15 agosto 2014 por evasinmás
No hay nada que me encoja más el corazón que un payaso triste. Igual que su imagen sonriente de nariz roja me recuerda una infancia feliz, los churretes de sus lágrimas en su blanco maquillaje me dan hasta miedo. No pude evitar, al conocer la muerte del actor Robin Williams, pensar en esa tristeza detrás del cómico. Me resulta lamentable tantos detalles sobre su fallecimiento que han vertido los medios de comunicación en estos días, y que por supuesto no voy a reproducir ni enlazar, como si fueran a aportar algún valor informativo a la noticia.

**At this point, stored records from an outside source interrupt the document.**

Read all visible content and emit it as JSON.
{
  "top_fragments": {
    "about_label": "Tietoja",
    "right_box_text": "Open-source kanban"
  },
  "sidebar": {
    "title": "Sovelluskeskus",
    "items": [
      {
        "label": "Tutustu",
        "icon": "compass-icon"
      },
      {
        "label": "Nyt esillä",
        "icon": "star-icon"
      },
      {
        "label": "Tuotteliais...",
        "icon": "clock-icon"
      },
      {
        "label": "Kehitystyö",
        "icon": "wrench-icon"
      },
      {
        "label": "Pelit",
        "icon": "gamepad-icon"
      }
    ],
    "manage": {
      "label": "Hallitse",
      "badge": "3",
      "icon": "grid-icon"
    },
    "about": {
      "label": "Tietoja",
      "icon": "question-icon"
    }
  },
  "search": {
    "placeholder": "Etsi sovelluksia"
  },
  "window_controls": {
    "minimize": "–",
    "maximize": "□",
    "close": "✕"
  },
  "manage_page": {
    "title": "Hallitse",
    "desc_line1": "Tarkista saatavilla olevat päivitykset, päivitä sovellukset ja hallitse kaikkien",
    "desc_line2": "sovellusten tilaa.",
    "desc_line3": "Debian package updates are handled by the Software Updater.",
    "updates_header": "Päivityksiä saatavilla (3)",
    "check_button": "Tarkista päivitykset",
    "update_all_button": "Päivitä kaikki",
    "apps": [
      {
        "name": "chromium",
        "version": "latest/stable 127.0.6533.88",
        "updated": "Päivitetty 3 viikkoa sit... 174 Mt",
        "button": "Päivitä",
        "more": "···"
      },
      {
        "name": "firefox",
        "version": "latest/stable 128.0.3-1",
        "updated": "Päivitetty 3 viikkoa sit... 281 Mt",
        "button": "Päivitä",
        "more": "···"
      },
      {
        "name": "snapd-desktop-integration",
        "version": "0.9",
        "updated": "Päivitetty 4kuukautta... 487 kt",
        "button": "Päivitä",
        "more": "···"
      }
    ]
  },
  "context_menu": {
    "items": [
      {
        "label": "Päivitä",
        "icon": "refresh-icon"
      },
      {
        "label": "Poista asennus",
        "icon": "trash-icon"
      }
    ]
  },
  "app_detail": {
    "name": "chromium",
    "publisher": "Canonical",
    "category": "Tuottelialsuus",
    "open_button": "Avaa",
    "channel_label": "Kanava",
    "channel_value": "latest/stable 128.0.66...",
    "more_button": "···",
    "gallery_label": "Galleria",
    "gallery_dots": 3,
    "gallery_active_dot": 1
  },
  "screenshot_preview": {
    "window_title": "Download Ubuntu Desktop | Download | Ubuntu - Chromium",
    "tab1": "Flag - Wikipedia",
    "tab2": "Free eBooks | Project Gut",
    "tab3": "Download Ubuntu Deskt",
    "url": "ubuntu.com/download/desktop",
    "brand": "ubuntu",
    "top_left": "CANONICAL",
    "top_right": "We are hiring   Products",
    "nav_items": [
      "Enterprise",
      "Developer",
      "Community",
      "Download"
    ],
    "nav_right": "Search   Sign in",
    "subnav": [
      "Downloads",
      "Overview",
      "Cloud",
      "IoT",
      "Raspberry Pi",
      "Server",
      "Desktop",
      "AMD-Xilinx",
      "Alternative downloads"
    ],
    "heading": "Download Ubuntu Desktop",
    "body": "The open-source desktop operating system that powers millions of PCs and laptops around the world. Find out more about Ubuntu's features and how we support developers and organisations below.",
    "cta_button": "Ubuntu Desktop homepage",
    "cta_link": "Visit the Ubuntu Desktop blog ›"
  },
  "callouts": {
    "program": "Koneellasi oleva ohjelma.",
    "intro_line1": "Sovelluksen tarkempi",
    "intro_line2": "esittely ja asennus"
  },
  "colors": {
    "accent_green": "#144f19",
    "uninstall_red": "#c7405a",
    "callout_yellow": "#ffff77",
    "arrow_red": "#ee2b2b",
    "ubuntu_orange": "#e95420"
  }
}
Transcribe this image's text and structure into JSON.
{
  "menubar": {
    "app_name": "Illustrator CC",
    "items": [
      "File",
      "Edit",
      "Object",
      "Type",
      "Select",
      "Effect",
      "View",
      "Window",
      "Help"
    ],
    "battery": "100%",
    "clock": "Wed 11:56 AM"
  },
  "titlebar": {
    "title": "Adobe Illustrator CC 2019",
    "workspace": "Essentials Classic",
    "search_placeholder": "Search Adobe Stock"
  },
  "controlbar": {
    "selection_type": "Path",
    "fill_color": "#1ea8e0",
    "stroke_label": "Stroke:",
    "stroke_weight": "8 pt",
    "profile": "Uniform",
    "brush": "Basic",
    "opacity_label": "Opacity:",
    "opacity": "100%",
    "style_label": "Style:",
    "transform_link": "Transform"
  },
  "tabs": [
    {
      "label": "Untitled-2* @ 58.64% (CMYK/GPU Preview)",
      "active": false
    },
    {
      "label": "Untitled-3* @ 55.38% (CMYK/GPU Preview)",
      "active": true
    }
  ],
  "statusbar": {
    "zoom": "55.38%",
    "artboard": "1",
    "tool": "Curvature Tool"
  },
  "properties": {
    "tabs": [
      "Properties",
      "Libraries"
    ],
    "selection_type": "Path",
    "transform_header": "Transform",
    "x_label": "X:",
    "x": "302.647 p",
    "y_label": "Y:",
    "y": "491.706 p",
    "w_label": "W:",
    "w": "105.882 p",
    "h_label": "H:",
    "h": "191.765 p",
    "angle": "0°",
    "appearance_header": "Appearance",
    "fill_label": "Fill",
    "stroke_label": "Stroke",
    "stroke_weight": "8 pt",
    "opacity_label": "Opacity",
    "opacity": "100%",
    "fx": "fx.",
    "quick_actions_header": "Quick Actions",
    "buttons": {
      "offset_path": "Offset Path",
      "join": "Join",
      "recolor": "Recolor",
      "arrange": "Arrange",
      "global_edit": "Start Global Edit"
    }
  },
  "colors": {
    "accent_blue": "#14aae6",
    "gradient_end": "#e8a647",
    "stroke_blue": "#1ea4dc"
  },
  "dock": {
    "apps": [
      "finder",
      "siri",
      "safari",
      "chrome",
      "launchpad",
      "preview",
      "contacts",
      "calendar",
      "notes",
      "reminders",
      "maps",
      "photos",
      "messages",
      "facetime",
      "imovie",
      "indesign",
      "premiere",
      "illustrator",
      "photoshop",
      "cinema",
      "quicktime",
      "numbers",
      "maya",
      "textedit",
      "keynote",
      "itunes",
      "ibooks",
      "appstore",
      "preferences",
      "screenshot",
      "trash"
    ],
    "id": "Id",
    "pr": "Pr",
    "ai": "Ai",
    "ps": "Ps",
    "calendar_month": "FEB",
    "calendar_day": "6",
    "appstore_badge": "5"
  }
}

Nada aportan esos datos, salvo agredir la dignidad de un ser humano, un derecho que debería mantenerse también después de la muerte. A Robin Williams se le partió el corazón, se le acumularon los sentimientos, se cansó de sentir pena por los niños perdidos que había dejado en la isla de Nunca Jamás. Quizás echaba de menos a sus alumnos de El Club de los Poetas Muertos, o no pudo luchar más contra las crueles enfermedades que afectaban a sus pacientes en Despertares. O quería ser la Señora Doubtfire a tiempo completo y no lo dejaban. O se le perdieron los dados del juego de Jumanji o, como ese twitter maravilloso que mandó alguien, quiso liberar, por fin, al genio de la lámpara de Aladino. Ojalá no hubieras estado tan triste y algún payaso sonriente te hubiera hecho a ti sonreír.
Una imagen de la película Patch Adams.